Barbara Pompili, ministro della Transizione ecologica e promotrice del testo, ha rilasciato venerdì scorso un’intervista molto polemica al sito specializzato in materia ambientale Reporterre, affermando che non accetterà “alcun ridimensionamento delle ambizioni all’Assemblea nazionale” in occasione dell’esame del progetto di legge. Uscita sconfitta da diversi arbitraggi durante la stesura del progetto, la ministra cresciuta nei ranghi dei concorrenti per le presidenziali di Europe écologie les Verts ha voluto mandare un segnale forte ai suoi colleghi, chiedendo ai deputati più vicini alle sue posizioni di presentare una serie di emendamenti per imporre un giro di vite ecologista e assicurando che lei, nonostante le accuse di “radicalismo ecologico”, non arretrerà di un millimetro. Il messaggio è andato di traverso al presidente Macron.
Quando Macron aveva nominato Pompili, le aveva chiesto equilibrio e morigeratezza, e non di essere un’altra scheggia impazzita come Nicolas Hulot, l’ex ministro star dell’Ambiente che si era dimesso in polemica in diretta radiofonica. “L’intenzione è lodevole, con la precisazione che il Parlamento è sovrano nell’elaborazione e nel voto della legge”, ha reagito Richard Ferrand, presidente dell’Assemblea nazionale e fedelissimo di Macron. Come sottolineato dal Figaro, il commento acido di Ferrand ha il valore di una sconfessione nei confronti di Pompili e mostra bene fino a che punto il blocco macronista sia spaccato. “Il rischio è di essere intrappolati tra due fuochi. Tra quelli che ascoltano gli industriali e quelli che ascoltano gli ecologisti. E’ come se stessimo alimentando questo conflitto. Dobbiamo invece mettere in atto una grande riconciliazione tra economia e ecologia, tra democrazia partecipativa e democrazia rappresentativa”, ha spiegato la capogruppo dei deputati Lrem Aurore Bergé.

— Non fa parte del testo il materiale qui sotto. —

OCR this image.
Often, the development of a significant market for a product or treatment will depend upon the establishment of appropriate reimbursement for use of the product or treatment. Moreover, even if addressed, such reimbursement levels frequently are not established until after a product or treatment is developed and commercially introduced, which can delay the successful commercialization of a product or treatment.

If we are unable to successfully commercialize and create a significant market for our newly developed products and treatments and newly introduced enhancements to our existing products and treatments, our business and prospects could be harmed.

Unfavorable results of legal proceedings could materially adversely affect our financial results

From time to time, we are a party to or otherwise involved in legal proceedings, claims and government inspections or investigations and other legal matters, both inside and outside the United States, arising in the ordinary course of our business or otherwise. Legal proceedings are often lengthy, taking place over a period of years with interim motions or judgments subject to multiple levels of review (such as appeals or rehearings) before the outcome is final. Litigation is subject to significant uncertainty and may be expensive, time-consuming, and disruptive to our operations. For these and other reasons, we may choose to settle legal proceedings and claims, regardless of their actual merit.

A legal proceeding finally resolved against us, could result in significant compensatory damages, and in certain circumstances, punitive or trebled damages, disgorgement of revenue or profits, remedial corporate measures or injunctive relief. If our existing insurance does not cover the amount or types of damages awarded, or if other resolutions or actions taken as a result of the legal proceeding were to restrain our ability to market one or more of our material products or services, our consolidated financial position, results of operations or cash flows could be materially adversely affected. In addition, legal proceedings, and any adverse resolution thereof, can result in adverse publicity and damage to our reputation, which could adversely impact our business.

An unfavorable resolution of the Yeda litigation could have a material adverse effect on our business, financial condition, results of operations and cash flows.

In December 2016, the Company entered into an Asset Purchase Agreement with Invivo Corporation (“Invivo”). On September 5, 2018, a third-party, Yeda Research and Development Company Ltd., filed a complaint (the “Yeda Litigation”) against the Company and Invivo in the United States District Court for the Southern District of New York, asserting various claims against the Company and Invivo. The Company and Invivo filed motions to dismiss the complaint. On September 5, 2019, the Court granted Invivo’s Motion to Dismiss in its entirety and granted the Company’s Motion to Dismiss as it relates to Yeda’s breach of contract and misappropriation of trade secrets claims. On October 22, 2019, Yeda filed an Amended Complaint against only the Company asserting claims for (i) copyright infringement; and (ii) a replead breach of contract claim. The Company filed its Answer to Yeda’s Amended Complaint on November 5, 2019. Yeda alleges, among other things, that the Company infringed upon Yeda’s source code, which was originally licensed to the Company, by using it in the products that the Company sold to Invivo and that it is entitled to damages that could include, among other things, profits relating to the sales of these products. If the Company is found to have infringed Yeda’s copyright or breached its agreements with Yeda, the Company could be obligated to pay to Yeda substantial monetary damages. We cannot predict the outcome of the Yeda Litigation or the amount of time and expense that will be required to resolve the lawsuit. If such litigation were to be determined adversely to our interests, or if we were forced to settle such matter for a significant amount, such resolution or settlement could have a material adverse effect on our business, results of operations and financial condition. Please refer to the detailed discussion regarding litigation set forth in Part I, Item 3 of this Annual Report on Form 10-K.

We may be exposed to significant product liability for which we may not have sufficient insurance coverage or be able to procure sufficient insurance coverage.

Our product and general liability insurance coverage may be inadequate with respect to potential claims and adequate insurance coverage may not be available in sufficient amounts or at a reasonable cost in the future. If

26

I più arrabbiati e delusi, sia dalla cacofonia del governo sia dall’assenza nel testo di alcune misure, sono i centocinquanta cittadini della Convention citoyenne pour le climat (Ccc), il comitato istituito dall’Eliseo nella primavera del 2019 per avanzare proposte in materia di ambiente al fine di ridurre le emissioni di Co2 del 40 per cento (rispetto al 1990) entro il 2030. Domenica, i membri della Ccc si sono espressi sulla “presa in considerazione” delle loro centocinquanta proposte da parte del governo. In nessuno dei temi l’esecutivo francese ha raggiunto la sufficienza: per il pacchetto di misure riunite sotto il titolo “abitare” ha ottenuto una media di 3,4 su 10, per le aree “produrre e lavorare”, “nutrirsi” e “muoversi” ha incassato 3,7, per il capitolo “consumare” 4 e per quello inerente alle “proposte sulla governance” 4,1. “La Convention citoyenne pour le climat ha messo il cappello da somaro al governo”, ha detto Greenpeace, parlando di un “verdetto più che feroce” per l’Eliseo. Nata da un’idea di Macron dopo la crisi dei gilet gialli, la Ccc si sta trasformando in una trappola per il presidente della Repubblica: la “trappola dell’ecologia radicale”, scrive il Figaro.